Kevin Lynch, Laboratory for Intelligent Mechanical Systems
Northwestern University
We are pursuing a framework for systematic design of emergent behaviors in sensing and communication networks of mobile agents. The problem is to design a control law to run on each agent, based on sensor and communication input, so that the desired collective behavior emerges. Example tasks include sensor coverage, formation control, multi-agent pursuer-evader, and other types of self-organization. The key constraints are that each agent may have significant dynamics and limited sensing, computation, motion, and communication capabilities. The behavior of the system should improve or degrade gracefully as agents are added or deleted; in other words, the approach should be scalable, robust, and require no central controller.
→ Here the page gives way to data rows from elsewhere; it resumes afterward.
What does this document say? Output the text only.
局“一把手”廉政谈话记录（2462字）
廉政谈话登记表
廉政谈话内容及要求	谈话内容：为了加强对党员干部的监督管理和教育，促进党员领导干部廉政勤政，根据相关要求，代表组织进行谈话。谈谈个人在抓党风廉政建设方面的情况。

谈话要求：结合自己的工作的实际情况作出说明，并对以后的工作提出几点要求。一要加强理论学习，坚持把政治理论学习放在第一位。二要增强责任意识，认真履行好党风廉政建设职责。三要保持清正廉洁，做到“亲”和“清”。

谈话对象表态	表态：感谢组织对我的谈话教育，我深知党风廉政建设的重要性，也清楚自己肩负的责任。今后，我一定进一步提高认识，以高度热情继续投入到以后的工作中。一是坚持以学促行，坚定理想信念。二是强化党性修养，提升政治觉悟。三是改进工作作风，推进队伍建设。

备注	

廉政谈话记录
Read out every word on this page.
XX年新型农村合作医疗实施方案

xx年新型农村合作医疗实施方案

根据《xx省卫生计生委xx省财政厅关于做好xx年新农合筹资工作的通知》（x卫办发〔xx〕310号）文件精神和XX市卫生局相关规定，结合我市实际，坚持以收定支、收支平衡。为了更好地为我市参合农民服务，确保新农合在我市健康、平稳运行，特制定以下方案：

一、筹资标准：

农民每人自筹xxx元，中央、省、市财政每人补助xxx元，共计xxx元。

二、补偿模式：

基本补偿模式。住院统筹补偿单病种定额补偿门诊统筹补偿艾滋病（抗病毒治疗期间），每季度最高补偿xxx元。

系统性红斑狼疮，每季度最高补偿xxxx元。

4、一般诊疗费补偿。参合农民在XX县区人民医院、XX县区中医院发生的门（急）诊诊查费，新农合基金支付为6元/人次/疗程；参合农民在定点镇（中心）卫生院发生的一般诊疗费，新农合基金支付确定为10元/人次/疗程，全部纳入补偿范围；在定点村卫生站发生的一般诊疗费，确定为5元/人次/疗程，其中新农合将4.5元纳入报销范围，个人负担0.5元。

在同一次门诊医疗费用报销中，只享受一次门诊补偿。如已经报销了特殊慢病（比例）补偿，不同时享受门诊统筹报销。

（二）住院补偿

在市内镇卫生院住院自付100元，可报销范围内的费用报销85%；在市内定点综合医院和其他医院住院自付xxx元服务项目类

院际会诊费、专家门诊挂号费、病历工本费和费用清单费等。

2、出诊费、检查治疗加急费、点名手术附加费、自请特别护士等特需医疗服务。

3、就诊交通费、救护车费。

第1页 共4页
Our approach requires each agent to simultaneously (1) estimate properties of the global behavior of the system and (2) use those estimates in a motion control law. This suggests a systematic approach of separately designing the estimator and controller, and then ensuring that the coupled system retains desired performance properties. I will give an example applying this framework to swarm formation control, where the desired formation is described by inertial moments. Implementing a simple gradient control law on each agent, the coupled estimation and control system is globally convergent to the desired family of formations.
Speaker Biography: Kevin Lynch was a member of Carnegie Mellon's first class of robotics Ph.D. students. After graduation in 1996 he spent a year as a postdoctoral fellow at the AIST Mechanical Engineering Laboratory in Tsukuba, Japan. Since 1997 he has been on the faculty of the Mechanical Engineering Department at Northwestern University, where he co-directs the Laboratory for Intelligent Mechanical Systems. He was the recipient of the IEEE Early Career Award in Robotics and Automation in 2001, and he currently serves as Editor of the IEEE Transactions on Robotics. He is a co-author of Principles of Robot Motion, MIT Press, along with Howie Choset, George Kantor, and others. His research interests are in robot motion planning and manipulation, underactuated systems, human-robot interaction, and distributed multi-agent systems.